Harold Brown, the longest serving parish council representative on the Yorkshire Dales National Park Authority (YDNPA), has resigned due to ill health.
In 1996 Brown was among the first group of parish council representatives to be appointed to the Authority by the Secretary of State. By then he had been chairman of Grinton parish council for 11 years following in the footsteps of his father and grandfather not only as a parish councillor but as a respected hill farmer.
During his 20 years as a member of the YDNPA he has been the Authority’s deputy chairman and also chairman of its planning committee. Following a stroke in January 2015 he was only able to attend Authority meetings thanks to the assistance of his wife, Kathleen. He continued as deputy chairman of the planning committee until August this year.
He said: “I have represented the beating heart of this community for 20 years. It is with some regret and with some reluctance that I have had to stand down.”
North Yorkshire County Councillor John Blackie commented: “In Harold Brown standing down from the YDNPA, and particularly from the Planning Committee we have lost, at our peril, a wonderful advocate for the deeply rural Upper Dales: unswervingly loyal to the very best interests of all of us who live and work here; to the prosperity of our local businesses, never forgetting this category includes our farming enterprises; and to the very well-being of our local communities.
“Harold was highly respected by both officers and his fellow members on the YDNPA, even those who perhaps did not share his instinctive passion for securing the very best for all the local people here in the Upper Dales, and beyond in the remainder of the National Park. He was incredibly well-informed on farming issues, and ever ready to stand up to be counted for us all.
“Sadly ill health has prevented him carrying on his excellent work over very nearly 20 years of his membership of the YDNPA but the memories of his various contributions to debates and discussions at the Park, and the many achievements in both planning and policy-making that he, along with others who shared his view of the huge importance of vibrant local communities, helped shape will live on for a long, long time to come.

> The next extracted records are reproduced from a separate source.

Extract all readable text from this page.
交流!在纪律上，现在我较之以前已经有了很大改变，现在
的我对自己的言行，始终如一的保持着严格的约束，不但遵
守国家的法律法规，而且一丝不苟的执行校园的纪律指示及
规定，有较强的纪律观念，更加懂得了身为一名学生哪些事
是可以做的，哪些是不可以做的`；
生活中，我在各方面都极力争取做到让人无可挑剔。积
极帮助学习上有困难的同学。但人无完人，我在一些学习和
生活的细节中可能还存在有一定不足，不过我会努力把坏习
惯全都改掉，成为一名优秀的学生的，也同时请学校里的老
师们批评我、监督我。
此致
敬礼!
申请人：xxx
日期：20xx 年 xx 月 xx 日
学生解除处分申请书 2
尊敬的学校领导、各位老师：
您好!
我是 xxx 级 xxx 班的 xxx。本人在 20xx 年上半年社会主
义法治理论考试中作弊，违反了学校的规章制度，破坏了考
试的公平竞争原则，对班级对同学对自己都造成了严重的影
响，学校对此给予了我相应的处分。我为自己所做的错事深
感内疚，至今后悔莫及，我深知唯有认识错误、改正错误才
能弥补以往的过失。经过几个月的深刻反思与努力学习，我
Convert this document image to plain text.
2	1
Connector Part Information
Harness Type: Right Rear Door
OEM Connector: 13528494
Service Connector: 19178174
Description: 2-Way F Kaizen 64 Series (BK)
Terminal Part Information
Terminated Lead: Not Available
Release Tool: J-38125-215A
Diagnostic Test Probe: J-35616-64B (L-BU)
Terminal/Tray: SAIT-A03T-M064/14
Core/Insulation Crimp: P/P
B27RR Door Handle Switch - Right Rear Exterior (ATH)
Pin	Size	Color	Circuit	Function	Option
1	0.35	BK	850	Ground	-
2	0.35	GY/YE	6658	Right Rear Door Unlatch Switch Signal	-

“I personally will miss him dreadfully as we worked so very well together. He was always very supportive of me, and at times he could exert a steadying influence when I was intending to move into over-drive! 0
“In our heyday James Kendall, Harold and I were nicknamed by a well-known member of the YDNPA at the time as The Swaledale Mafia (me because as a County Councillor I represented both Swaledale and Wensleydale) – mainly because we made the Planning Committee offers it could not refuse! Like the Camms Barn on High Abbotside, like the Sports Centre at Reeth, like the renewal permission for The Scott Trial, like so many more – all planning applications recommended for refusal by planning officers but overturned by the compelling arguments and the powerful advocacy that we put forward on behalf of our local communities.
“I very much hope that Harold’s health issues can be resolved so he can enjoy his retirement, resting in the knowledge he has done his very best and achieved a great deal at the YDNPA for our local communities here in the Upper Dales.”